Powered By Blogger

Saturday, 11 April 2020

Beer of the Week

Buxton Quadrupel

Last night I took part in a 'Twissup' using the hashtag #rainydaydrinks. Basically the idea was to dig elderly beers from the depths of your cellar and crack them open.  It was certainly great fun.

My final beer of the night was an original bottle of Marble Decadence dating back to 2007 - and I have to say it had held up exceptionally well. One of the Marble brewers at the time was Colin Stronge (who is now at SALT Beer Factory). 

When Colin left Marble he became Head Brewer at Buxton Brewery and produced what was my beer of the night. It was one of a Belgian-inspired series produced by Buxton and the range also included a Patersbier, a Dubbel and a Tripel. All of them were exceptional and among best British interpretations of Belgian beer styles I've encountered.

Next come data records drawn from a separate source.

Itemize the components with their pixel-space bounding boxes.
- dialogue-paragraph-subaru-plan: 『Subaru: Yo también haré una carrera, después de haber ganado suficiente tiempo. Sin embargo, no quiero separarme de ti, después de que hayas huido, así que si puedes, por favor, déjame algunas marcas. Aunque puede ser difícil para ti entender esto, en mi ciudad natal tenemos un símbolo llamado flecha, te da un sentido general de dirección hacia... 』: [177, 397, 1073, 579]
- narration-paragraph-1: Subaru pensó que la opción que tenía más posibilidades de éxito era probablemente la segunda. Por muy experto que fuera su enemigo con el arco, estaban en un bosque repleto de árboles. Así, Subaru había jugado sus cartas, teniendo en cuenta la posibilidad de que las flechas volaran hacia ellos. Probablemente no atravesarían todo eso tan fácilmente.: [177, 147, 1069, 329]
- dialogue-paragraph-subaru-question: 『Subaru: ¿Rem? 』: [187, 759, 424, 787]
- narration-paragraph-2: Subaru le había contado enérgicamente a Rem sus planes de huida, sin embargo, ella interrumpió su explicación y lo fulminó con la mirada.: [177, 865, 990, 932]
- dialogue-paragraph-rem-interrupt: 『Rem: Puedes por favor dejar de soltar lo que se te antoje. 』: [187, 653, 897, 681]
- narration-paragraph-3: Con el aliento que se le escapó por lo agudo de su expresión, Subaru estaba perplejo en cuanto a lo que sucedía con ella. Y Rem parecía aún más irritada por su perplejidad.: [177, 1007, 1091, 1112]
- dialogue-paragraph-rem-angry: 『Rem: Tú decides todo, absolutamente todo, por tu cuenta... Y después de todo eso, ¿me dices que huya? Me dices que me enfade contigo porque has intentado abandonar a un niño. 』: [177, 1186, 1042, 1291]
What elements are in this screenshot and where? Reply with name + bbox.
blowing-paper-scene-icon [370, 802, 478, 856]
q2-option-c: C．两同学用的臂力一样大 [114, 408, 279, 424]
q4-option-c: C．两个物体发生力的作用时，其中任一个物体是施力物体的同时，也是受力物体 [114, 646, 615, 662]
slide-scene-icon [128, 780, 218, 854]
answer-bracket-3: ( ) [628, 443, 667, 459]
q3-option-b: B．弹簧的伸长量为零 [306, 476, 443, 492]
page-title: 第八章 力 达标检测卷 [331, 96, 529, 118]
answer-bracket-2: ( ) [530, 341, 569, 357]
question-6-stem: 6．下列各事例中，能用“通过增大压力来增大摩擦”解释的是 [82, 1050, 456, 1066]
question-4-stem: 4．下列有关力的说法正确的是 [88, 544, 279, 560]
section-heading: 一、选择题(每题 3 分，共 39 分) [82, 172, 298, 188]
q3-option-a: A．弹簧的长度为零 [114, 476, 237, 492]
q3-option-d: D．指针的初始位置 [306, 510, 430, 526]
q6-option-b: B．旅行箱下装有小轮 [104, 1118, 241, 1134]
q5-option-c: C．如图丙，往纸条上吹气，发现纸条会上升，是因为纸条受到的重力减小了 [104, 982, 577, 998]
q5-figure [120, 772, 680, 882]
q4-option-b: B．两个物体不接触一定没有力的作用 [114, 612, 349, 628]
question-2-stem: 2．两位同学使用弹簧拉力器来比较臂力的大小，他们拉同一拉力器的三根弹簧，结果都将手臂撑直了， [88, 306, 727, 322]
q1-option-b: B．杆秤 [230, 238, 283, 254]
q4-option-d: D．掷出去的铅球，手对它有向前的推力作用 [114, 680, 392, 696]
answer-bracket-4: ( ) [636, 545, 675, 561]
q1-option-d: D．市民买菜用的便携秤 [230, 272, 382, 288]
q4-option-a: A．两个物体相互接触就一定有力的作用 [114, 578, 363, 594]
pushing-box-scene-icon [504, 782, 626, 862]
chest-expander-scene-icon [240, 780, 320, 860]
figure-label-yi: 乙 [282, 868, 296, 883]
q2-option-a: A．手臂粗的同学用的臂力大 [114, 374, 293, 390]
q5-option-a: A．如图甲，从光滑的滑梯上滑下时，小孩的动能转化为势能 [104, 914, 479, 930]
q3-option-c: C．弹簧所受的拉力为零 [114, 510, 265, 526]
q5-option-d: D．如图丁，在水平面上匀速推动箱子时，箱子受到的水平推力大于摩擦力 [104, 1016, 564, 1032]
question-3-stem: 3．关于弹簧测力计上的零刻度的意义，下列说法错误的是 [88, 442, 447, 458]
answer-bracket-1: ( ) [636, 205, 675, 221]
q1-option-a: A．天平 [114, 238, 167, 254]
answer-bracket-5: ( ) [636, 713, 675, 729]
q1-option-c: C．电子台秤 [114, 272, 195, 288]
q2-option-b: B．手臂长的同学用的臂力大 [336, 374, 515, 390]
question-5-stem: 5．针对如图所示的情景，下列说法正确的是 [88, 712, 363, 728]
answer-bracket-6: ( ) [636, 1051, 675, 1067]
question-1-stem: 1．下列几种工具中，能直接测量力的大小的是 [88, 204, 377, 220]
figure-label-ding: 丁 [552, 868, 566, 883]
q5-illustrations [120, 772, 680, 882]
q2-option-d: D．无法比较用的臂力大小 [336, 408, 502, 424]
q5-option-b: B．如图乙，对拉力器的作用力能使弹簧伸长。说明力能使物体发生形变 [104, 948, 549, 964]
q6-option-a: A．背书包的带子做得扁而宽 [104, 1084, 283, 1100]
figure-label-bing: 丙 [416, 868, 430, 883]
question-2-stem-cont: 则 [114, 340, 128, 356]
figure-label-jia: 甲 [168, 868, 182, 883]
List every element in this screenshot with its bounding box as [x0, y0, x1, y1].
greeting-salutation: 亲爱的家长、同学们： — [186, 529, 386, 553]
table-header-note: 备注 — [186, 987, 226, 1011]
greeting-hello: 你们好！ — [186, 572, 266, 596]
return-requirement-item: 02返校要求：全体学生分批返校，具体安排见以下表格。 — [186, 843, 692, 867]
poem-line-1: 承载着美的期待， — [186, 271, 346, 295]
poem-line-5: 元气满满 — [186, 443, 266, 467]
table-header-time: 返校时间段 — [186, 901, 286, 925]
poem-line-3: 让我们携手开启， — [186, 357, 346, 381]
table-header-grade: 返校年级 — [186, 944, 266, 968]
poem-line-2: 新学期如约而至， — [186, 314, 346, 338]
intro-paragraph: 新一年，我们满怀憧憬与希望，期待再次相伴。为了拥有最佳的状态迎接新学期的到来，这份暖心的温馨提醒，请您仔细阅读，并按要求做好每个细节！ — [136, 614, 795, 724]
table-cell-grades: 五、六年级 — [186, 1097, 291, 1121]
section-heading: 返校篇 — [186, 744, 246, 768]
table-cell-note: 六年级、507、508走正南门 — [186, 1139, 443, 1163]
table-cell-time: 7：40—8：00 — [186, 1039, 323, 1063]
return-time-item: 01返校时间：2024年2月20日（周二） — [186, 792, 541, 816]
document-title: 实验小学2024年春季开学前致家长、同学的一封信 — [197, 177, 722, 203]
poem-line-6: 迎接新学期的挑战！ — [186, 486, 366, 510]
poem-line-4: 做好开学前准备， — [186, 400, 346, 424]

Bottled in March 2016, it's still within date (best before March 2021) and I have to say it's matured beautifully.   It's the darkest brown and is a heady mix of dark berries, rich fruit cake, dark toffee and lots of booze (but in a good way - while this is a big beer in every sense at 11%, the alcohol adds to the picture rather than stamping all over it). A truly luxurious beer - and I assumed this was the top of the range for this series until I was informed that there is also an Armagnac cask-aged version which gets up to 12% ABV - which, of course, I now desperately want to try.

I drank this while watching episode one of Van Der Valk, which I enjoyed for the vintage (well, 1972) scenes of Amsterdam.  It seemed appropriate because 'quadrupel' is in fact a beer style invented in the Netherlands. Back in 1991-92 when the Trappist brewery at Koningshoeven produced a beer stronger than its tripel it looks as though the brothers just seem to have gone one higher on the numeric scale and settled on quadrupel!